1. A photovoltaic solar collector and concentration apparatus comprising: a non-imaging solar concentrator consisting of a solid, one-piece, light transmitting component having (i) an input surface including a plurality of sunlight collecting and focusing elements (ii) a stepped surface opposed to the input surface defining a series of sunlight reflectors corresponding to the focusing elements, and (iii) a concentrated light output surface; anda photovoltaic solar cell optically coupled to the concentrator and wherein the impinging sunlight received by the focusing elements within an angle of acceptance is focused onto the light reflectors positioned to direct the focused sunlight therefrom towards the photovoltaic solar cell via total internal reflection either (a) directly and without an additional reflection from the input surface or (b) indirectly via an additional optical redirecting element.

2. The apparatus of claim 1, wherein the reflectors do not have a mirror coating.

3. The apparatus of claim 1, wherein the focusing elements are made of a material chosen from glass and plastic.

4. The apparatus of claim 1, wherein the optical element is made of a plastic chosen from acrylic, silicone and polycarbonate.

5. The apparatus of claim 1, wherein the focusing elements are spherical, aspherical, parabolic, elliptical, free form, or a combination thereof.

6. The apparatus of claim 1, wherein the reflectors are flat or curved, elliptical, parabolic, hyperbolic, or free form.

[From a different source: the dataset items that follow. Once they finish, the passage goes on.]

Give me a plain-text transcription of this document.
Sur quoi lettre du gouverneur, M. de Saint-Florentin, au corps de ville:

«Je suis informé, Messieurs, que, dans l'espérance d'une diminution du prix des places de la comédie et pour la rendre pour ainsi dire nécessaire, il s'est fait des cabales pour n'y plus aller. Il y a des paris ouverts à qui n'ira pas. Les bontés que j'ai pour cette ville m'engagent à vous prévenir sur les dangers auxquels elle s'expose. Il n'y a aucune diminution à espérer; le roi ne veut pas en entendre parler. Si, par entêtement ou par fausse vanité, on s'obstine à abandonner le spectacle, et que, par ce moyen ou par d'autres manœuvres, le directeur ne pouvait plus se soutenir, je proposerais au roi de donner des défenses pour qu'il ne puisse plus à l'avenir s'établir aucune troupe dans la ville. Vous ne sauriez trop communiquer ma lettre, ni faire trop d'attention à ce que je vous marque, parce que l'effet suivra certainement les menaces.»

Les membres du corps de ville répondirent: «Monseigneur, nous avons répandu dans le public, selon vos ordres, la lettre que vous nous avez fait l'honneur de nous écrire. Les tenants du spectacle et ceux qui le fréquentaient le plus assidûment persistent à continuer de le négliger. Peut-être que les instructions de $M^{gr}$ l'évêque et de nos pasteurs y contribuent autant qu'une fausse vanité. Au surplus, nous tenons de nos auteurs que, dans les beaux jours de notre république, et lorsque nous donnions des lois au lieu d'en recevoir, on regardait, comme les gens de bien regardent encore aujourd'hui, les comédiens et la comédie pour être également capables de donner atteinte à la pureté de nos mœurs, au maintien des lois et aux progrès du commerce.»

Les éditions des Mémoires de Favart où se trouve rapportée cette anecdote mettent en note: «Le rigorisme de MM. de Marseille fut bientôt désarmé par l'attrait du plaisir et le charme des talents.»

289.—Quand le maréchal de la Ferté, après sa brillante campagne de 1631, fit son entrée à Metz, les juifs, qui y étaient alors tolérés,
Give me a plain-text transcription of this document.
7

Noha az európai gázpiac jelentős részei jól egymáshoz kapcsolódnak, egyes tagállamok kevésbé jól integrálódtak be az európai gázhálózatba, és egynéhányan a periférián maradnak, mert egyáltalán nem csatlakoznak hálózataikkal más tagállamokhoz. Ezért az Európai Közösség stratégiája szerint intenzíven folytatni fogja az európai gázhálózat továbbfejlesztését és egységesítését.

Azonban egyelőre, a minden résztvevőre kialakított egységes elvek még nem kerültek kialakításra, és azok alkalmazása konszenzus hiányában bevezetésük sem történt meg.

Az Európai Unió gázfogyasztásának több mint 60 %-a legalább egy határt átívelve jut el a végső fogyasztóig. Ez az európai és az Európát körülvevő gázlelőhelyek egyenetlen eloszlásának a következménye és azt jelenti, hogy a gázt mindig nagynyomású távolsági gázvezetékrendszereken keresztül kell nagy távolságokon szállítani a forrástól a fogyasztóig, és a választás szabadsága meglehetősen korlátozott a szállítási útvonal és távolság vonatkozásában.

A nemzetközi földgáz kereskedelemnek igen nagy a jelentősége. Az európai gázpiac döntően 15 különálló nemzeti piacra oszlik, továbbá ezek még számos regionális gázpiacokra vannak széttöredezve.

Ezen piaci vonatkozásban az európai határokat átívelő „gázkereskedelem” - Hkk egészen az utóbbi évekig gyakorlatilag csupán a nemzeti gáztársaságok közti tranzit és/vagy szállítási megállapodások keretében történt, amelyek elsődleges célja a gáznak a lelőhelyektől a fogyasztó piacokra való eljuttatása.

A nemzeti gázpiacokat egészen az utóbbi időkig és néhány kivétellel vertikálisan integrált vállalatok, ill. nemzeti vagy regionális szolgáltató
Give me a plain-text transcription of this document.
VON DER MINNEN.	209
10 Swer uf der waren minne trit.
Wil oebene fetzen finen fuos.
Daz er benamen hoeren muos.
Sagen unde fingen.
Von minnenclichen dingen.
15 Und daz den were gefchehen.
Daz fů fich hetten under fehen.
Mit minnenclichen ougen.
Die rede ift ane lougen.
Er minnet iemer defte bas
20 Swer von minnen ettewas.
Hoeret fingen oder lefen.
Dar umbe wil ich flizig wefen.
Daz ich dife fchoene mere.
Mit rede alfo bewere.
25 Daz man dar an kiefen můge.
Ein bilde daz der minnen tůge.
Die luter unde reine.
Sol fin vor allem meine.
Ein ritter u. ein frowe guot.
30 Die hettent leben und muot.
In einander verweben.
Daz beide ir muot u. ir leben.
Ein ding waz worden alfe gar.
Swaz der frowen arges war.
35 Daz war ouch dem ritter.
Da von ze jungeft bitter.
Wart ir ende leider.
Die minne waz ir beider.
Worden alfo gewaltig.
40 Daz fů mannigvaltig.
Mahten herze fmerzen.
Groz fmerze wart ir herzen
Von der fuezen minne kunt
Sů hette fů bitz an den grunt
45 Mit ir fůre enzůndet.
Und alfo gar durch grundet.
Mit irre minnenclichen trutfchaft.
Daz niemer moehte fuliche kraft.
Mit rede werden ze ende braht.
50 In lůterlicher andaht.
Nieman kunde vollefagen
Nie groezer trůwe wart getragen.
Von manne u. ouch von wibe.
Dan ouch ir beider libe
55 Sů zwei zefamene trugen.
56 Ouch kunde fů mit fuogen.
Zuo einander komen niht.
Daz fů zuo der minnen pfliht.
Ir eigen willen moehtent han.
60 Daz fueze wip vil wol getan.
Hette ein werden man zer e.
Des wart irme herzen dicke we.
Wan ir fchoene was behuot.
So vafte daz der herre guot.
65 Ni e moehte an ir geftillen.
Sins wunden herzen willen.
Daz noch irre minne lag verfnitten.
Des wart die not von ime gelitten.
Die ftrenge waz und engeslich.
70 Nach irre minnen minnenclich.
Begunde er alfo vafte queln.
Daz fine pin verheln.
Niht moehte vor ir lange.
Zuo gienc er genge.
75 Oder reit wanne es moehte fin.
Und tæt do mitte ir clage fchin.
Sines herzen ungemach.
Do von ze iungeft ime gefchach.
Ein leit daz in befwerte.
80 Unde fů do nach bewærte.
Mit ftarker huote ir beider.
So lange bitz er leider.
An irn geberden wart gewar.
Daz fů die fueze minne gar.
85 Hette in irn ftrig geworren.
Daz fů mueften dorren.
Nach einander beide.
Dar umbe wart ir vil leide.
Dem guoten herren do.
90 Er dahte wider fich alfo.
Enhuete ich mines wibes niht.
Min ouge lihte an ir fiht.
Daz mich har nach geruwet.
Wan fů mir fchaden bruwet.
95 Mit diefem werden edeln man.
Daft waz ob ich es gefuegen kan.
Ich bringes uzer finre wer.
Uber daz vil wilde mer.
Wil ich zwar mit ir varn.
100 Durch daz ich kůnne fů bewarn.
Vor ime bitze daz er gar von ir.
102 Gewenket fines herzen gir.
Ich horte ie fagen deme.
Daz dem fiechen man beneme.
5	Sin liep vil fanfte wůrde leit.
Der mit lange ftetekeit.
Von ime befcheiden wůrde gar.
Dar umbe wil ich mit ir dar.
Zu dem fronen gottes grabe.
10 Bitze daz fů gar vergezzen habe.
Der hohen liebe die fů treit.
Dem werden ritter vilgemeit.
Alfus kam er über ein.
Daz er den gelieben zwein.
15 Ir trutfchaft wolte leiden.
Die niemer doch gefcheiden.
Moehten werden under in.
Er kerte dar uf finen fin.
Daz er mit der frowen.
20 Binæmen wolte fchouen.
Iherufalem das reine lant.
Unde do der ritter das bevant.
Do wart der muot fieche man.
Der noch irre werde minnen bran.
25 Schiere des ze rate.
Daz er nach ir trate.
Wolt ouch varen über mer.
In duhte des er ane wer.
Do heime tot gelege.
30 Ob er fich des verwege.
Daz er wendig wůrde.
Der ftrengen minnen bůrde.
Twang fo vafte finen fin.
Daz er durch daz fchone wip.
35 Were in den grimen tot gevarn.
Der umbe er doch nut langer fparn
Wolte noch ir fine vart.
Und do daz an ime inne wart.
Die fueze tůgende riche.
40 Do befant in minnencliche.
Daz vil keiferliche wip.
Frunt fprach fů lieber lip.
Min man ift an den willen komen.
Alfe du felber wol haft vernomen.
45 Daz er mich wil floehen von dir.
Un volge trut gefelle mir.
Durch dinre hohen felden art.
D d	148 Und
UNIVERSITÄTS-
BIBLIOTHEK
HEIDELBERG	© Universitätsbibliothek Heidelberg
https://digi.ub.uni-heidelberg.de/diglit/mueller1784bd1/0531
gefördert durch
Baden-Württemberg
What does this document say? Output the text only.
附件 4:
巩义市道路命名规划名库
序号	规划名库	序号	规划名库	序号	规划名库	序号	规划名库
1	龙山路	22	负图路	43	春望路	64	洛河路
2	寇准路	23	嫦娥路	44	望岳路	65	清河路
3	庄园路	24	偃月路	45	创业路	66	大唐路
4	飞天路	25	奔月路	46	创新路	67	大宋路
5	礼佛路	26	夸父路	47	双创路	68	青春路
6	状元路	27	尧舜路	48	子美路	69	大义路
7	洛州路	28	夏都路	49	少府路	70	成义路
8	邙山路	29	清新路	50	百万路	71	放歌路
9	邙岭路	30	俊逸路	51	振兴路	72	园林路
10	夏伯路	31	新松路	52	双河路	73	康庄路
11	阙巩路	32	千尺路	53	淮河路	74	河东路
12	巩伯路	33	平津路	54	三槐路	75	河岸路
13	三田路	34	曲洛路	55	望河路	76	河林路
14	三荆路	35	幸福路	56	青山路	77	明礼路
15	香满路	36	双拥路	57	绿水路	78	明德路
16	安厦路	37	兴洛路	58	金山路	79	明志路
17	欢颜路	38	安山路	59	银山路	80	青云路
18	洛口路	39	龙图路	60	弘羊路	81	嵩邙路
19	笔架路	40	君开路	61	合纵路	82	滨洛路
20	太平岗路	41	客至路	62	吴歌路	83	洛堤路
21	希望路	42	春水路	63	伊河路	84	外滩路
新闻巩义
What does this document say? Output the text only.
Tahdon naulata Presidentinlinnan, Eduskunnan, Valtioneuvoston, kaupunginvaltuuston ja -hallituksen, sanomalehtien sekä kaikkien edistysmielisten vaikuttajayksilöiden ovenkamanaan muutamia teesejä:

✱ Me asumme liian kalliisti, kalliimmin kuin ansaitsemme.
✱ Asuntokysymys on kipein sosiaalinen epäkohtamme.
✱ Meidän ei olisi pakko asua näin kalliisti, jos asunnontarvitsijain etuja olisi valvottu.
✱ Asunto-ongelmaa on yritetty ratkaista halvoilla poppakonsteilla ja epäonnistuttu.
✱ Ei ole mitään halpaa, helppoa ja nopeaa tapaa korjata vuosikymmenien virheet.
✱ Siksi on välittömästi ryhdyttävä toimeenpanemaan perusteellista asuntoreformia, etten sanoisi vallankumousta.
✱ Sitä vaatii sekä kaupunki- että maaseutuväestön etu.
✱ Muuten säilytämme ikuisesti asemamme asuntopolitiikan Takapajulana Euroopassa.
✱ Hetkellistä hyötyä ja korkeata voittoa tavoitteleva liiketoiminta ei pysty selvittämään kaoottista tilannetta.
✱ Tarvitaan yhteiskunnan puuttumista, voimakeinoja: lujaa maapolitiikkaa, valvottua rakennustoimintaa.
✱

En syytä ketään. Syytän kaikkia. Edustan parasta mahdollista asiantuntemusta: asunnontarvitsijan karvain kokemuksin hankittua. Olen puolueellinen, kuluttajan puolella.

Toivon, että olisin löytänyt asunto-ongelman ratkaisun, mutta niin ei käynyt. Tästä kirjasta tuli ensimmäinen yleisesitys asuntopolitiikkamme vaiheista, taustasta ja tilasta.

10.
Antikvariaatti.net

7. The apparatus of claim 1 wherein the stepped surface includes a plurality of reflective steps between the reflectors.

8. The apparatus of claim 7, wherein the focusing elements and plurality of reflective steps form concentric rings about an axis central and normal to the concentrated light receiving region.

9. A photovoltaic solar collector and concentration apparatus comprising: a non-imaging solar concentrator consisting of a solid, one-piece, light transmitting component having a plurality of focusing elements coupled to a plurality of TIR reflecting surfaces;a photovoltaic solar cell optically coupled to the concentrator to receive focused light directly from the TIR reflecting surfaces.